Readers should get good clear information, with sufficient background presentation that they can re-interpret and re-analyze the material presented to them. Readers are not listeners. This means that speech giver should really develop three different documents.

1. Personal notes, to be seen only by the speaker, and used as a reminder of the topics and key points, or perhaps of the “bon mot,” the clever, felicitously worded phrase that can appear spontaneously witty to the crowd, but which works best if it is prepared and practiced in advance, for few of us are good enough to actually think of them on the spot.

2. Illustrative slides. These slides should illustrate the major points and help motivate the listener. Tufte is apt to complain that this is simply “entertainment,” but I respond that if the audience is not entertained, they are not apt to listen, and what good is a cleverly drafted talk if the audience is not listening. The illustrations should be relevant. They should convey new information. But they need not have words. They might have data, they might have graphs, they might have photographs of the product, equipment, phenomenon, or other aspect of the point under discussion. They should add to the talk, not distract from it.

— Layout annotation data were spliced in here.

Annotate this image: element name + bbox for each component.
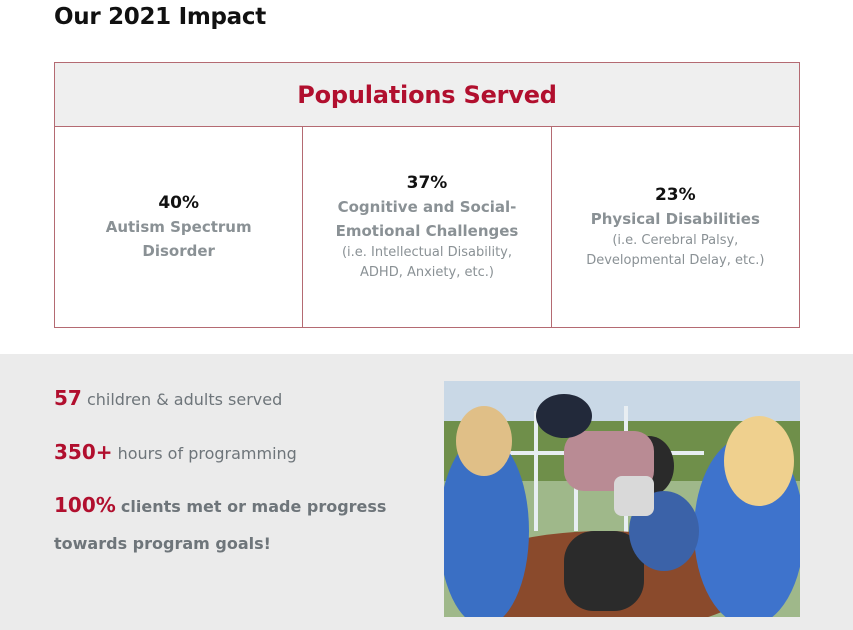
population-note: (i.e. Intellectual Disability, ADHD, Anx… xyxy=(341,245,513,280)
stat-text-continuation: towards program goals! xyxy=(54,534,271,553)
population-percent: 37% xyxy=(406,173,448,193)
population-label: Autism Spectrum Disorder xyxy=(105,218,252,260)
populations-cells: 40% Autism Spectrum Disorder 37% Cogniti… xyxy=(55,127,799,327)
population-cell-cognitive: 37% Cognitive and Social-Emotional Chall… xyxy=(303,127,552,327)
population-label: Physical Disabilities xyxy=(590,210,760,228)
page-title: Our 2021 Impact xyxy=(54,4,266,30)
stat-progress: 100% clients met or made progress xyxy=(54,493,386,517)
therapy-riding-photo xyxy=(444,381,800,617)
stat-text: children & adults served xyxy=(86,390,283,409)
populations-header-label: Populations Served xyxy=(297,80,557,109)
populations-header: Populations Served xyxy=(55,63,799,127)
population-percent: 23% xyxy=(654,185,696,205)
stat-number: 350+ xyxy=(54,440,113,464)
stat-clients-served: 57 children & adults served xyxy=(54,386,282,410)
population-cell-autism: 40% Autism Spectrum Disorder xyxy=(55,127,304,327)
population-label: Cognitive and Social-Emotional Challenge… xyxy=(335,198,519,240)
stat-text: clients met or made progress xyxy=(120,497,387,516)
stat-hours: 350+ hours of programming xyxy=(54,440,297,464)
therapy-riding-photo-illustration xyxy=(444,381,800,617)
population-cell-physical: 23% Physical Disabilities (i.e. Cerebral… xyxy=(552,127,799,327)
population-percent: 40% xyxy=(158,193,200,213)
stat-text: hours of programming xyxy=(117,444,297,463)
stat-progress-continuation: towards program goals! xyxy=(54,534,271,553)
stat-number: 100% xyxy=(54,493,116,517)
populations-table: Populations Served 40% Autism Spectrum D… xyxy=(54,62,800,328)
stat-number: 57 xyxy=(54,386,82,410)
population-note: (i.e. Cerebral Palsy, Developmental Dela… xyxy=(586,233,765,268)
stats-band: 57 children & adults served 350+ hours o… xyxy=(0,354,853,630)
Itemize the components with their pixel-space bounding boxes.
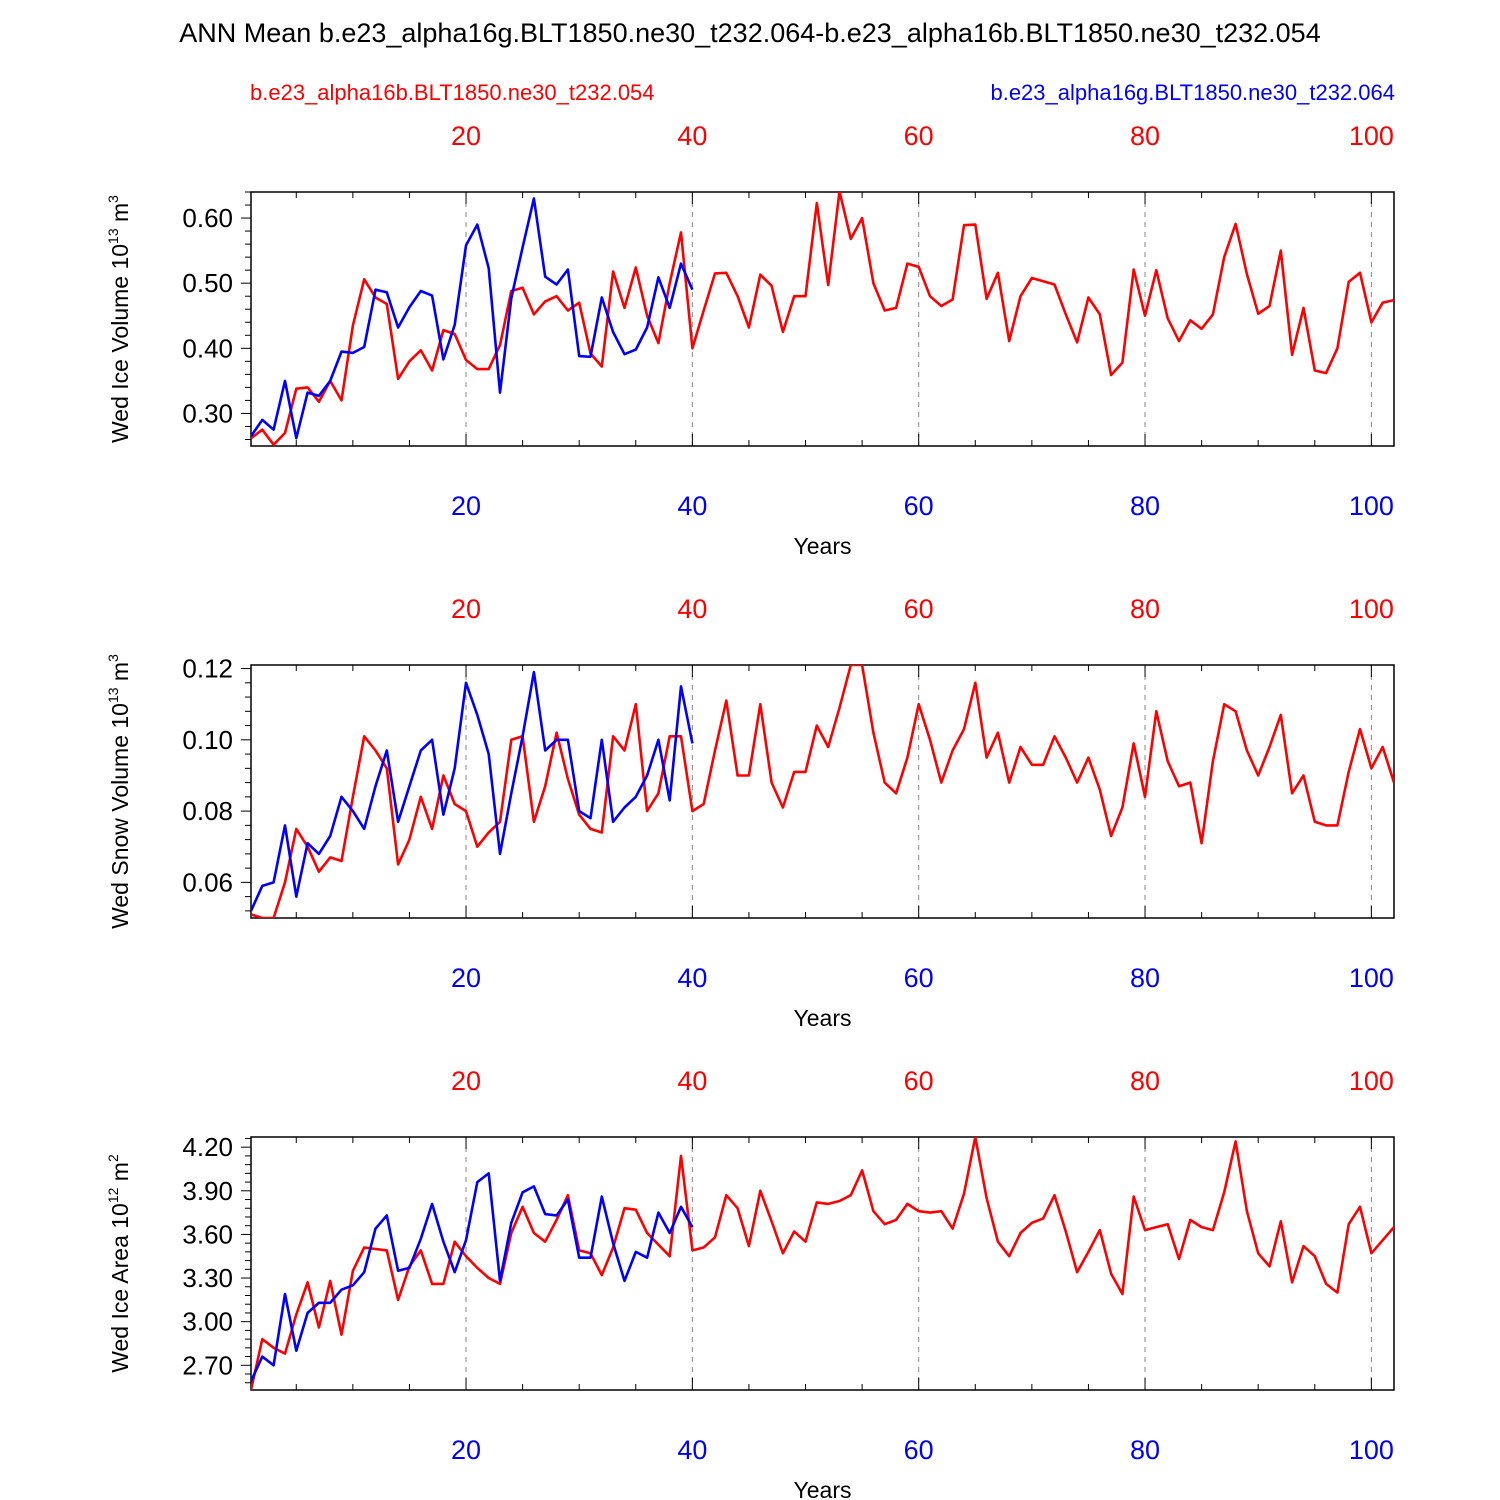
y-axis-label-text: Wed Ice Volume 10 — [107, 244, 133, 443]
plot-frame — [250, 191, 1395, 447]
wed-ice-volume-panel: 0.30 0.40 0.50 0.60 20 20 40 40 60 60 80 80 100 100 Ye… — [105, 121, 1395, 559]
x-tick-label-top: 60 — [904, 1066, 934, 1096]
y-tick-label: 2.70 — [182, 1350, 233, 1380]
y-axis-label: Wed Ice Volume 1013 m3 — [105, 195, 133, 443]
x-axis-label: Years — [794, 1005, 852, 1031]
series-line-blue — [251, 670, 694, 912]
x-tick-label-bottom: 80 — [1130, 1435, 1160, 1465]
plot-frame — [250, 664, 1395, 919]
x-tick-label-bottom: 60 — [904, 963, 934, 993]
y-tick-label: 0.30 — [182, 398, 233, 428]
y-tick-label: 3.00 — [182, 1307, 233, 1337]
x-axis-label: Years — [794, 533, 852, 559]
series-line-red — [251, 1137, 1394, 1390]
y-axis-label-text: m — [107, 203, 133, 229]
y-axis-label-superscript: 3 — [105, 195, 121, 203]
series-line-red — [251, 665, 1394, 918]
y-tick-label: 0.10 — [182, 725, 233, 755]
x-tick-label-top: 100 — [1349, 121, 1394, 151]
y-tick-label: 3.90 — [182, 1176, 233, 1206]
y-tick-label: 0.40 — [182, 333, 233, 363]
plot-frame — [250, 1136, 1395, 1391]
y-tick-label: 4.20 — [182, 1132, 233, 1162]
y-axis-label: Wed Snow Volume 1013 m3 — [105, 654, 133, 929]
y-tick-label: 0.08 — [182, 796, 233, 826]
x-axis-label: Years — [794, 1477, 852, 1500]
x-tick-label-bottom: 80 — [1130, 491, 1160, 521]
x-tick-label-top: 40 — [677, 594, 707, 624]
y-axis-label: Wed Ice Area 1012 m2 — [105, 1154, 133, 1373]
legend-red-case: b.e23_alpha16b.BLT1850.ne30_t232.054 — [250, 80, 655, 105]
x-tick-label-bottom: 40 — [677, 963, 707, 993]
series-line-blue — [251, 197, 694, 440]
x-tick-label-bottom: 20 — [451, 1435, 481, 1465]
x-tick-label-top: 80 — [1130, 121, 1160, 151]
y-axis-label-superscript: 13 — [105, 228, 121, 244]
x-tick-label-top: 80 — [1130, 594, 1160, 624]
x-tick-label-top: 80 — [1130, 1066, 1160, 1096]
y-axis-label-superscript: 2 — [105, 1154, 121, 1162]
y-axis-label-superscript: 3 — [105, 654, 121, 662]
series-line-red — [251, 192, 1394, 446]
x-tick-label-bottom: 100 — [1349, 1435, 1394, 1465]
y-axis-label-text: m — [107, 1162, 133, 1188]
x-tick-label-top: 60 — [904, 121, 934, 151]
y-tick-label: 0.06 — [182, 867, 233, 897]
x-tick-label-top: 40 — [677, 121, 707, 151]
y-tick-label: 0.12 — [182, 654, 233, 684]
y-axis-label-text: m — [107, 662, 133, 688]
x-tick-label-top: 100 — [1349, 1066, 1394, 1096]
y-axis-label-superscript: 13 — [105, 687, 121, 703]
x-tick-label-bottom: 80 — [1130, 963, 1160, 993]
wed-snow-volume-panel: 0.06 0.08 0.10 0.12 20 20 40 40 60 60 80 80 100 100 Ye… — [105, 594, 1395, 1031]
x-tick-label-bottom: 20 — [451, 963, 481, 993]
x-tick-label-bottom: 60 — [904, 491, 934, 521]
y-tick-label: 0.60 — [182, 203, 233, 233]
legend-blue-case: b.e23_alpha16g.BLT1850.ne30_t232.064 — [990, 80, 1395, 105]
x-tick-label-top: 20 — [451, 121, 481, 151]
y-axis-label-text: Wed Snow Volume 10 — [107, 703, 133, 929]
y-tick-label: 3.60 — [182, 1219, 233, 1249]
x-tick-label-bottom: 20 — [451, 491, 481, 521]
x-tick-label-bottom: 100 — [1349, 963, 1394, 993]
x-tick-label-top: 100 — [1349, 594, 1394, 624]
x-tick-label-bottom: 100 — [1349, 491, 1394, 521]
wed-ice-area-panel: 2.70 3.00 3.30 3.60 3.90 4.20 20 20 40 40 60 60 80 80… — [105, 1066, 1395, 1500]
figure-title: ANN Mean b.e23_alpha16g.BLT1850.ne30_t23… — [179, 18, 1321, 48]
y-axis-label-superscript: 12 — [105, 1187, 121, 1203]
x-tick-label-bottom: 40 — [677, 1435, 707, 1465]
x-tick-label-bottom: 60 — [904, 1435, 934, 1465]
x-tick-label-top: 20 — [451, 1066, 481, 1096]
x-tick-label-top: 60 — [904, 594, 934, 624]
x-tick-label-top: 40 — [677, 1066, 707, 1096]
y-axis-label-text: Wed Ice Area 10 — [107, 1203, 133, 1373]
series-line-blue — [251, 1172, 694, 1382]
y-tick-label: 3.30 — [182, 1263, 233, 1293]
y-tick-label: 0.50 — [182, 268, 233, 298]
x-tick-label-top: 20 — [451, 594, 481, 624]
x-tick-label-bottom: 40 — [677, 491, 707, 521]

3. Handouts. Here is where the speaker can put the references, the data, the appendices to the talk. Here is where one should indeed follow Tufte’s advice and provide clear, detailed information that the reader can use later on to remember the points of the talk as well as to go on to further study and analysis.

Three separate and very different documents: Personal notes, illustrative slides, and handouts.

Don’t confuse one for another. And don’t blame the tool for a poorly prepared, poorly presented talk.

What tool do I use? Often I use no tool at all: Just me, talking alone. Technology audiences are often horrified at first, but when I am finished they are often thankful. When I have points I want to illustrate, I use PowerPoint as an efficient way of presenting photographs and drawings. I don’t use PowerPoint templates. I don’t use bullet points and words in my slides, not unless I must.

If I need personal notes, they are written on small cards or a note pad that I place in front of me as I talk, to be seen by no one but me. As for handouts? I don’t provide them. My books contain my messages. My talks are to motivate.

Some listeners complain about my lack of handouts, for they would like something to have afterwards to refresh their memory. I believe they are correct. I should provide something to take away. I seldom do, because I usually redo my talk even as I am presenting it, incorporating the points made by other speakers or the things I have learned during the day from members of the audience. Handouts are good, and for handouts, Tufte’s prescriptions relevant.

Is PowerPoint bad? No, in fact, it is quite a useful tool. Boring talks are bad. Poorly structured talks are bad. Don’t blame the problem on the tool.

Is PowerPoint responsible for the Columbia disaster? Don’t be silly. The PowerPoint slides reflected the judgment of the committee. The critical point was in small type because the committee thought it unimportant. The surprise is that they included it at all — which implies to me that they were trying to be as complete and honest as they could. They were not trying to deceive.

In hindsight, everything looks easy. In hindsight, people make poor judgments. At the time, well, people do the best they can. Things are never as clear beforehand as they are afterwards, when the actual outcome is known. I leave you with the title of one of my very favorite research papers on this topic:

Fischhoff, B. (1975). Hindsight ≠ foresight: The effect of outcome knowledge on judgment under uncertainty. Journal of Experimental Psychology: Human Perception and Performance, 104, 288-299.

Disclaimer: I have no relationship with the PowerPoint team of Microsoft, but Microsoft is one of my clients.